Pippo Baudo è stato il volto di un’Italia che davanti alla televisione ha imparato a ridere, cantare, commuoversi. È stato uno di famiglia, per milioni di italiani. Dietro i riflettori, l’uomo che per decenni ha fatto compagnia a generazioni di telespettatori, aveva una passione semplice e viscerale: il calcio. Un amore che non si esauriva nelle parole, ma che faceva parte del suo modo di sentirsi italiano e soprattutto siciliano.

Baudo non ha mai nascosto la sua simpatia per la Juventus, la squadra che fin da ragazzo lo aveva affascinato per quella capacità di vincere e di imporsi come simbolo di rigore e professionalità. Raccontava spesso che la Juve era “la squadra che non molla mai”, un ideale di disciplina che ritrovava anche nel suo mestiere, fatto di prove infinite e di perfezionismo maniacale. In quelle maglie bianconere c’era la metafora di una carriera che non lasciava nulla al caso.

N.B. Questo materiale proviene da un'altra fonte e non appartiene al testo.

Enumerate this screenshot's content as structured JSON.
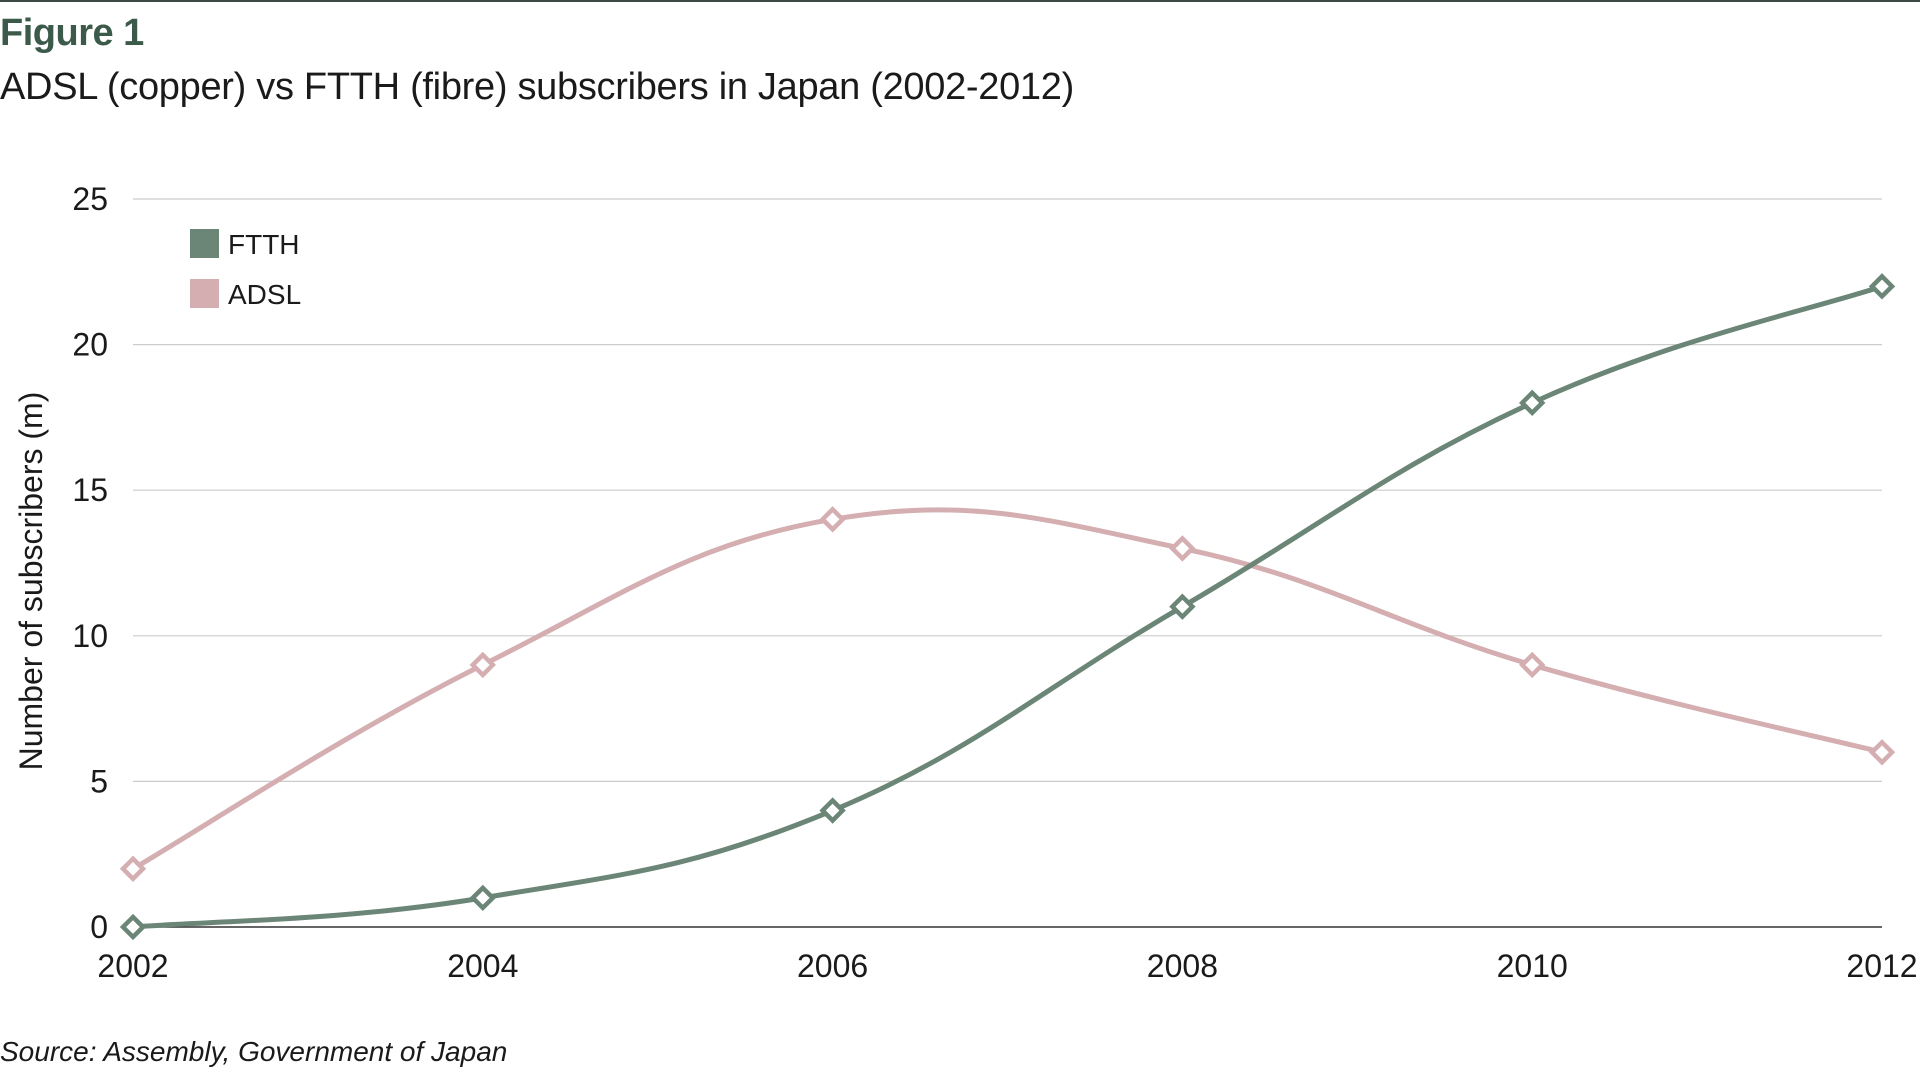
{
  "figure": {
    "label": "Figure 1",
    "title": "ADSL (copper) vs FTTH (fibre) subscribers in Japan (2002-2012)",
    "source": "Source: Assembly, Government of Japan"
  },
  "chart_data": {
    "type": "line",
    "title": "ADSL (copper) vs FTTH (fibre) subscribers in Japan (2002-2012)",
    "xlabel": "",
    "ylabel": "Number of subscribers (m)",
    "x": [
      2002,
      2004,
      2006,
      2008,
      2010,
      2012
    ],
    "x_tick_labels": [
      "2002",
      "2004",
      "2006",
      "2008",
      "2010",
      "2012"
    ],
    "ylim": [
      0,
      25
    ],
    "y_ticks": [
      0,
      5,
      10,
      15,
      20,
      25
    ],
    "y_tick_labels": [
      "0",
      "5",
      "10",
      "15",
      "20",
      "25"
    ],
    "grid": true,
    "legend_position": "top-left",
    "series": [
      {
        "name": "FTTH",
        "color": "#6b8677",
        "values": [
          0,
          1,
          4,
          11,
          18,
          22
        ]
      },
      {
        "name": "ADSL",
        "color": "#d4aeb0",
        "values": [
          2,
          9,
          14,
          13,
          9,
          6
        ]
      }
    ],
    "marker": "diamond",
    "gridline_color": "#cccccc",
    "axis_color": "#333333"
  }
}
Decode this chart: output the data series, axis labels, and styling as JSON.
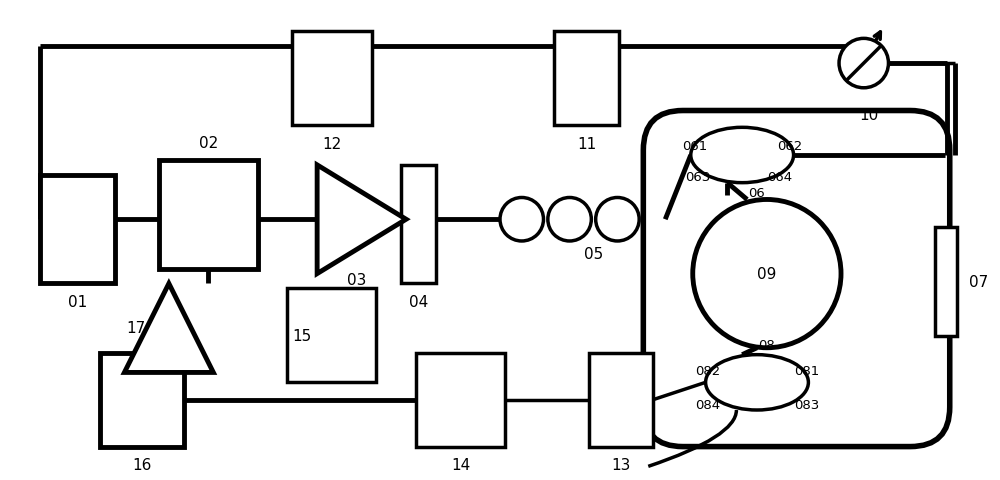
{
  "bg_color": "#ffffff",
  "line_color": "#000000",
  "lw": 2.5,
  "tlw": 3.5,
  "fig_w": 10.0,
  "fig_h": 4.81
}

Eppure, accanto alla grande squadra del nord, nel cuore di Baudo c’era sempre spazio per i colori rossazzurri del Catania. Un amore diverso, carnale, legato alla terra e all’infanzia. “Io sono catanese e non potrei mai dimenticare le mie radici” diceva, sottolineando come il tifo per il Catania fosse qualcosa che andava oltre il risultato della domenica: era appartenenza, comunità, famiglia. Negli anni delle promozioni in Serie A, Baudo esultava come un bambino, convinto che ogni impresa del Catania fosse un riscatto per tutta la Sicilia.

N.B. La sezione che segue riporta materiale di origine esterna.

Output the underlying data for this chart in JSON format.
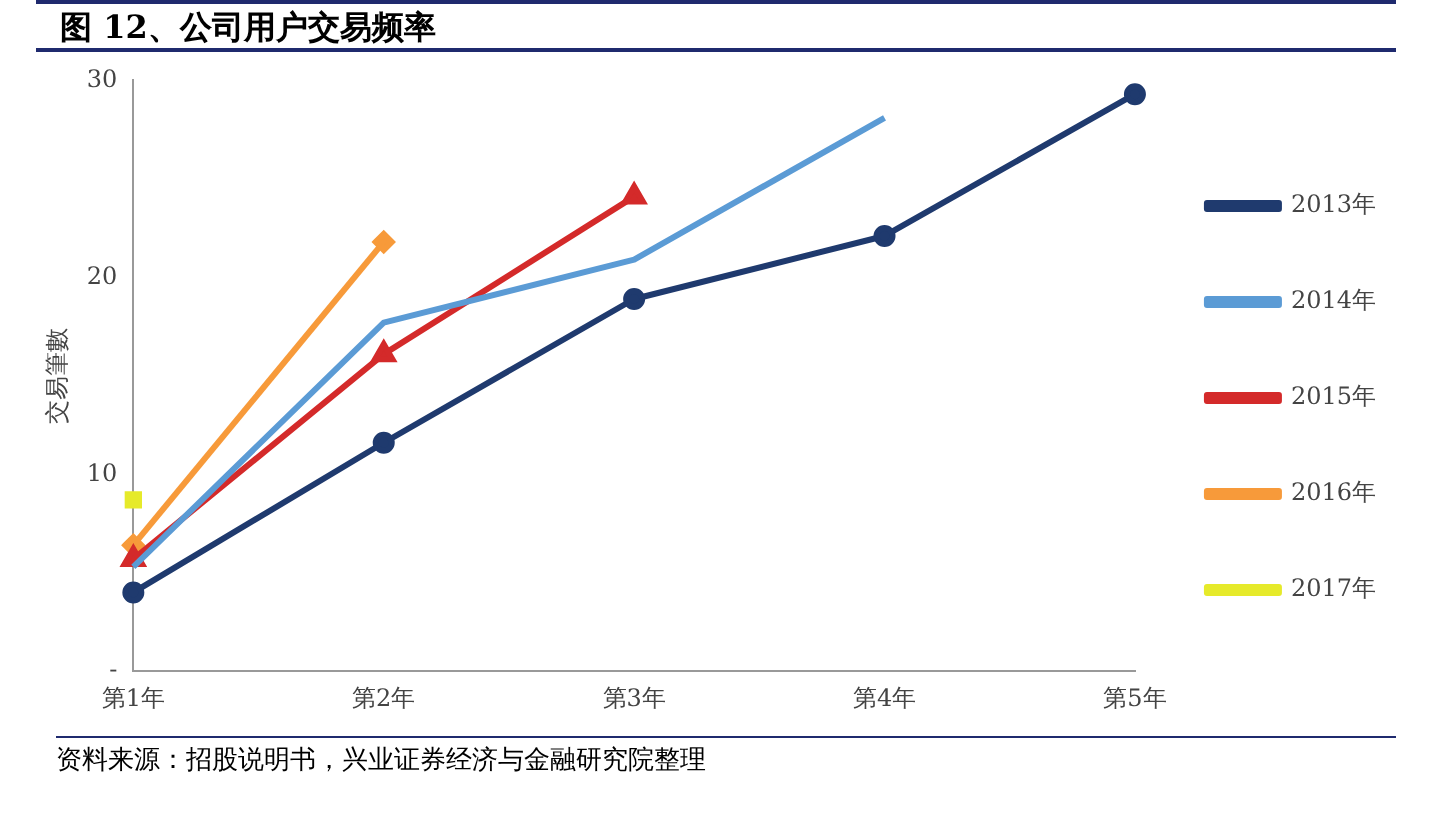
{
  "chart_data": {
    "type": "line",
    "title": "图 12、公司用户交易频率",
    "ylabel": "交易筆數",
    "categories": [
      "第1年",
      "第2年",
      "第3年",
      "第4年",
      "第5年"
    ],
    "series": [
      {
        "name": "2013年",
        "color": "#1f3a6e",
        "marker": "circle",
        "values": [
          4.0,
          11.6,
          18.9,
          22.1,
          29.3
        ]
      },
      {
        "name": "2014年",
        "color": "#5b9bd5",
        "marker": "none",
        "values": [
          5.3,
          17.7,
          20.9,
          28.1,
          null
        ]
      },
      {
        "name": "2015年",
        "color": "#d42a2a",
        "marker": "triangle",
        "values": [
          5.7,
          16.1,
          24.1,
          null,
          null
        ]
      },
      {
        "name": "2016年",
        "color": "#f79a3a",
        "marker": "diamond",
        "values": [
          6.4,
          21.8,
          null,
          null,
          null
        ]
      },
      {
        "name": "2017年",
        "color": "#e6ea2a",
        "marker": "square",
        "values": [
          8.7,
          null,
          null,
          null,
          null
        ]
      }
    ],
    "ylim": [
      0,
      30
    ],
    "yticks": [
      {
        "value": 0,
        "label": "-"
      },
      10,
      20,
      30
    ],
    "grid": false,
    "legend": "right",
    "annotations": [
      "资料来源：招股说明书，兴业证券经济与金融研究院整理"
    ]
  }
}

Il calcio, per Pippo, era linguaggio universale. Lo si capiva dal modo in cui parlava di sport nei suoi programmi: non da esperto tecnico, ma da appassionato sincero, capace di emozionarsi. Che fosse un gol di Platini con la Juve o la rete decisiva al Cibali, l’intensità era la stessa. Per lui il pallone rappresentava la vita: fatica, gioia, cadute, ripartenze.

Così rimane l’immagine di un uomo che ha regalato leggerezza al Paese senza dimenticare la sostanza delle sue passioni. Tra le vittorie della Juventus e i sogni del Catania, Pippo Baudo ha vissuto il calcio come una grande storia d’amore, fedele e instancabile, proprio come la sua carriera televisiva.